Premonstratensian monk and mystic; b. at Cologne about 1150; d. at Hoven, April 7, 1241
Hermann Joseph, BLESSED, Premonstratensian monk and mystic; b. at Cologne about 1150; d. at Hoven, April 7, 1241. According to the biography by Razo Bonvisinus, contemporary prior of Steinfeld (Acta SS., April, I, 679), Hermann was the son of poor parents who had once been rich. At the age of seven he attended school and very early he began the tender devotion to the Blessed Virgin for which he was known during his entire life. At every available moment he could be found at the church of St. Mary on the Capitol, where he would kneel wrapt in prayer and child-like appeal to Mary. One day he is said to have presented an apple, saved from his own scanty repast, to the Child Who accepted it. According to still another legend, on another occasion, when on a bitter cold day he made his appearance with bare feet, Mary procured him the means of getting shoes. At the age of twelve he entered the monastery of the Norbertine or Premonstratensian Canons at Steinfeld, in the present Rhenish Prussia, made his studies in the Netherlands, and on his return was entrusted with the service of the refectory and later of the sacristy.

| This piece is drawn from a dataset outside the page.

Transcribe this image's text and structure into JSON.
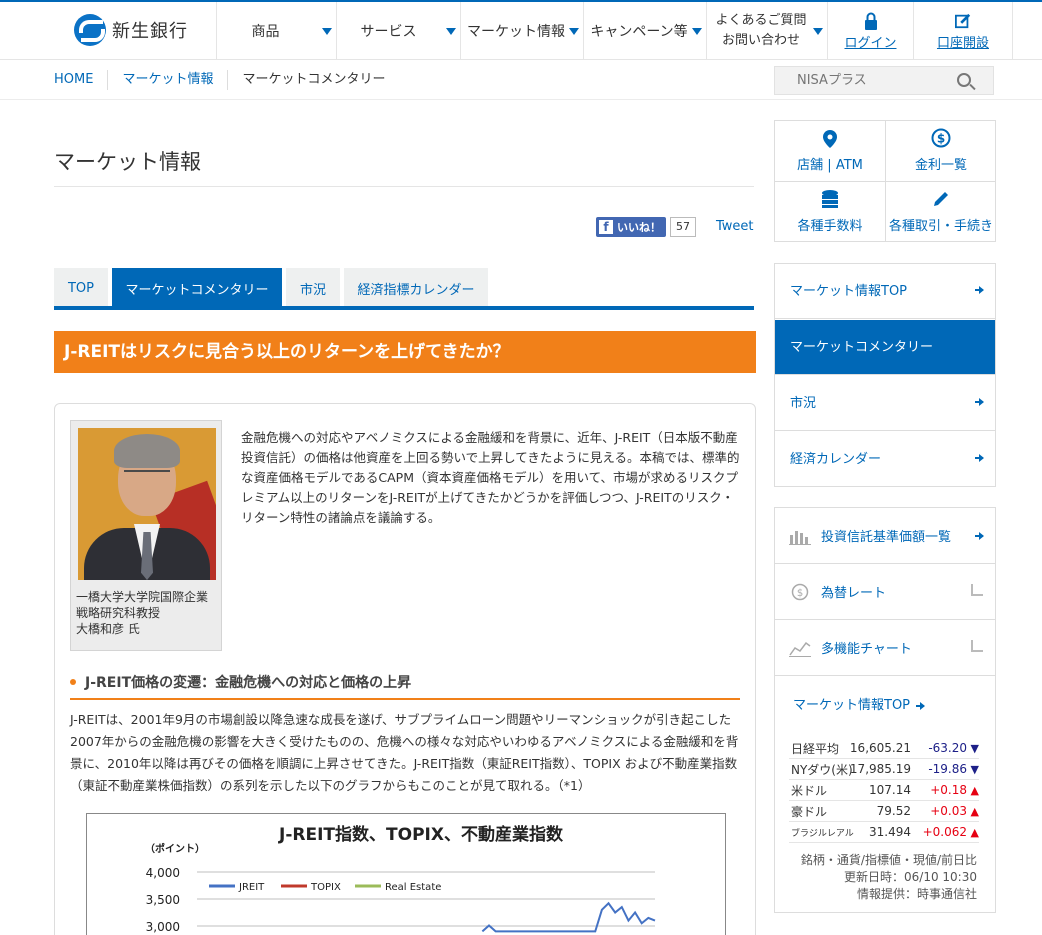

After he had been ordained priest, it was remarkable with what reverence and devotion he offered the Holy Sacrifice. He was known for his gentle demeanor and affability, his humility, his extraordinary mortifications, but, above all, for his affection for the Mother of God, before whose altar he remained for hours in pious intercourse and ecstatic visions, and in whose honor he composed wonderful prayers and hymns. Mary, in turn, showed him her predilection, called him her chaplain and her spouse, and confirmed his surname Joseph, given to him by his brothers in religion. Hermann was sometimes sent out to perform pastoral duties and was in frequent demand for the making and repairing of clocks. He had under his charge the spiritual welfare of the Cistercian nuns at Hoven near Zulpich. Here he died and was buried in the cloister. His body was later transferred to Steinfeld, where his marble tomb and large picture may be seen to the present day, portions of his relics are at Cologne and at Antwerp. He is represented in art as kneeling before a statue of the Virgin and Child and offering an apple. The process of his canonization was begun in 1626, at the request of Archbishop Ferdinand of Cologne and the Emperor Ferdinand II, but was interrupted. His feast was, however, celebrated on April 7, and the name of Blessed Hermann is in the Premonstratensian supplement to the Roman Martyrology. They also celebrate the translation of his relics on May 24. His works are: “A Commentary on the Canticle of Canticles“, which is lost; “Opuscula” (new edition, Namur, 1899), including: “Duodecim gratiarum actiones”; “Jubilus seu Hymnus de SS. undecim millibus Virginibus”; “Oratio ad Dominum nostrum Jesum Christum”, taken to a great extent from the Canticle of Canticles; “Alia Oratio”; “Precula de quinque Gaudiis B. Mariae V.” It is not quite certain whether the last three are the works of Hermann, though they are generally ascribed to him.